There remains much we don’t know about what influences risk perception, especially in youth, and the multi-level influences on behavior and health. Currently, the majority of youth HIV prevention programs operate on a series of overlapping assumptions: that young people are able to assess their own risk and know their risk status; that their individual perceptions of risk fit with program definitions of risk; that young people identify as belonging to an “at-risk” population; and that young people are suitably skilled, resourced, and empowered to access relevant services or attempt behavioral changes. As we work toward effective HIV prevention for young people, we also need to consider the following:
- Adolescent risk behavior is often less fixed than adult behavior.
Sex and drug use are sometimes experimental and might not continue. Sometimes young people might try something just to see what it’s like—it might be risky but it’s not permanent.

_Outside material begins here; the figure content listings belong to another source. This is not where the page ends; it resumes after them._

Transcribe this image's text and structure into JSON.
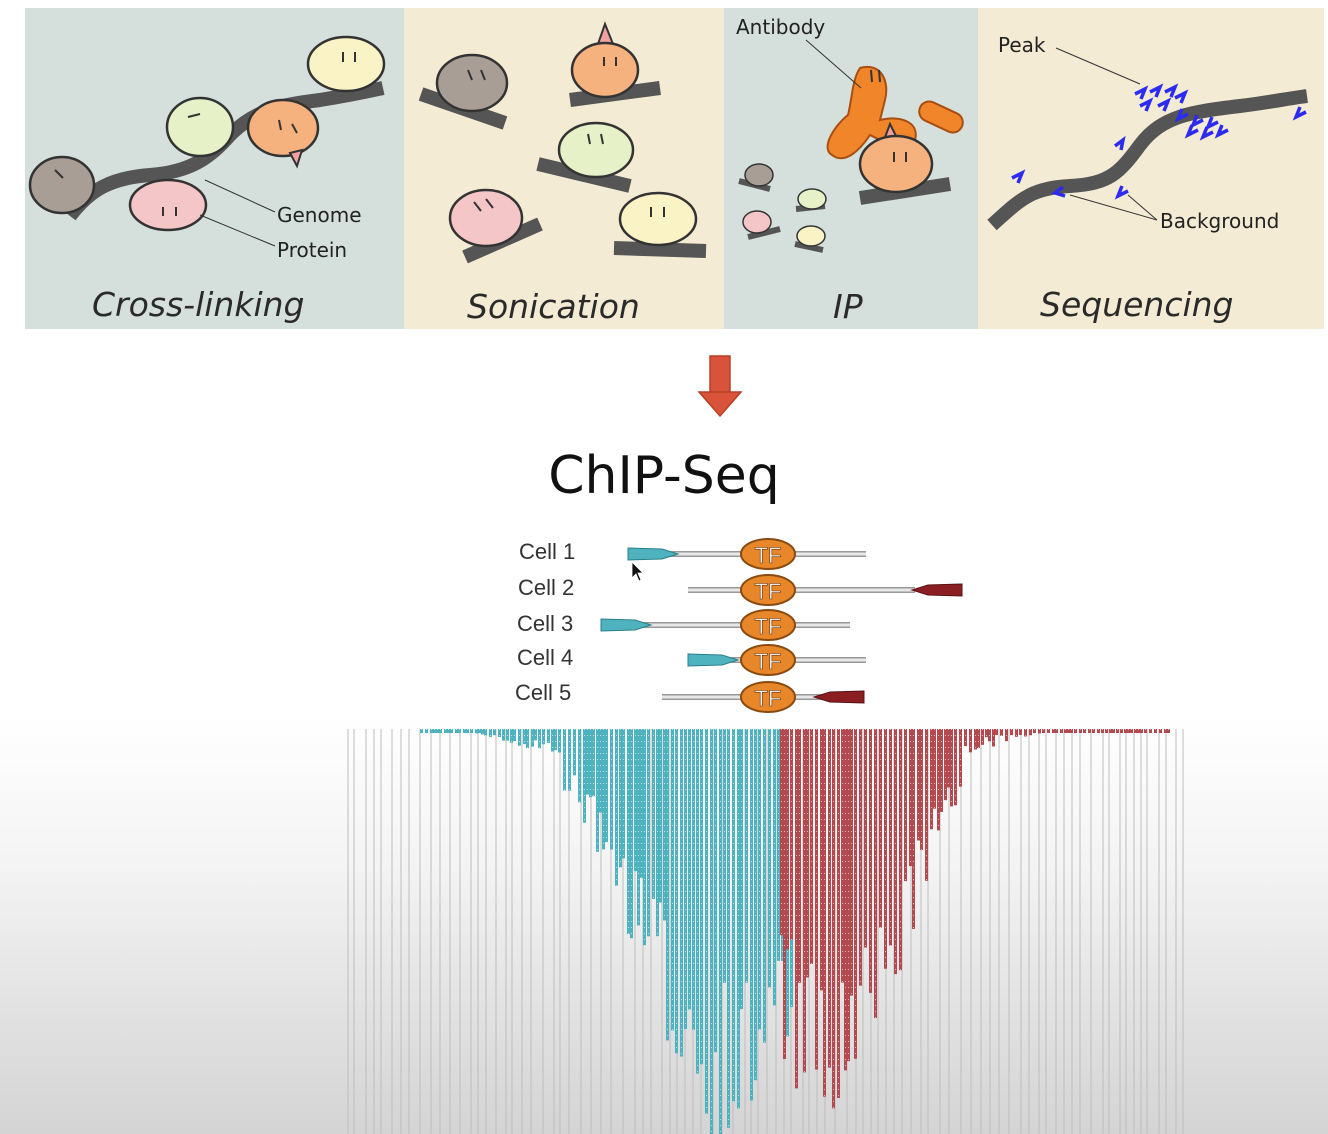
{
  "panels": [
    {
      "title": "Cross-linking",
      "bg": "#d5dfdb"
    },
    {
      "title": "Sonication",
      "bg": "#f3ebd3"
    },
    {
      "title": "IP",
      "bg": "#d5dfdb"
    },
    {
      "title": "Sequencing",
      "bg": "#f3ebd3"
    }
  ],
  "labels": {
    "genome": "Genome",
    "protein": "Protein",
    "antibody": "Antibody",
    "peak": "Peak",
    "background": "Background"
  },
  "main_title": "ChIP-Seq",
  "cells": [
    {
      "label": "Cell 1",
      "tf": "TF"
    },
    {
      "label": "Cell 2",
      "tf": "TF"
    },
    {
      "label": "Cell 3",
      "tf": "TF"
    },
    {
      "label": "Cell 4",
      "tf": "TF"
    },
    {
      "label": "Cell 5",
      "tf": "TF"
    }
  ],
  "colors": {
    "forward_read": "#4fb3bf",
    "reverse_read": "#b24a50",
    "tf": "#e8872a",
    "arrow": "#d9533b",
    "genome": "#555555",
    "sequence_read": "#2c2cf0"
  }
}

- Young people are less likely to identify as a member of a high-risk or at-risk group.
- Young people are more easily exploited and abused.
Getting clients [of sex workers] to use condoms is very difficult because the clients have all the power. When you first start working, you don’t even know what you’re entitled to, what your rights are, how to negotiate safety, where to get advice. Sometimes clients are violent, and for young people with less experience, it’s hard to know how to get out of the situation safely.
- Young people are often less willing to seek out services.
Even if you know you need to see the doctor or need some advice, actually knowing where to go can be a barrier for some young people. But also, some things are illegal, like pre-marital sex, and so young people worry that if they go to a health service they might get in trouble or they worry that their parents will be informed and they worry they will bring shame to the family.
Aceh Partnerships in Health
The 2006-2008 Aceh Partnerships in Health (APiH) Facility was a health program designed to develop the capacity of local organizations to deliver quality health services. The first phase of the program commenced in February 2006. The facility focused on HIV, adolescent health, disability, policy, mental health, and organizational development. Phase two and phase three of this program continue its work in adolescent health, with a special focus on including HIV prevention in preparation for a coordinated provincial HIV response; HIV prevention among most-at-risk young people (particularly young transgender sex workers, young female sex workers, male street youth, and young drug users); design and implementation of the Life Skills in Schools Program; and a life skills out-of-school program. For further information: click here.
Peer educators: The youth-friendly medical clinic is co-located with a youth drop-in center (considered the headquarters for the peer education groups) and linked to the peer education programs. Together they provide a safe and supportive environment for young people, helping to increase clinic access, fostering positive peer/adult relationships, building HIV knowledge and communication/negotiation skills, and strengthening protective factors for young people. There are four main groups of peer educators connected to this program. All are actively working in Aceh Province in Indonesia. These young people are critical to the success of the program.
All young people involved in this story have given their consent (for photos and narrative). Names have been changed to protect their identity.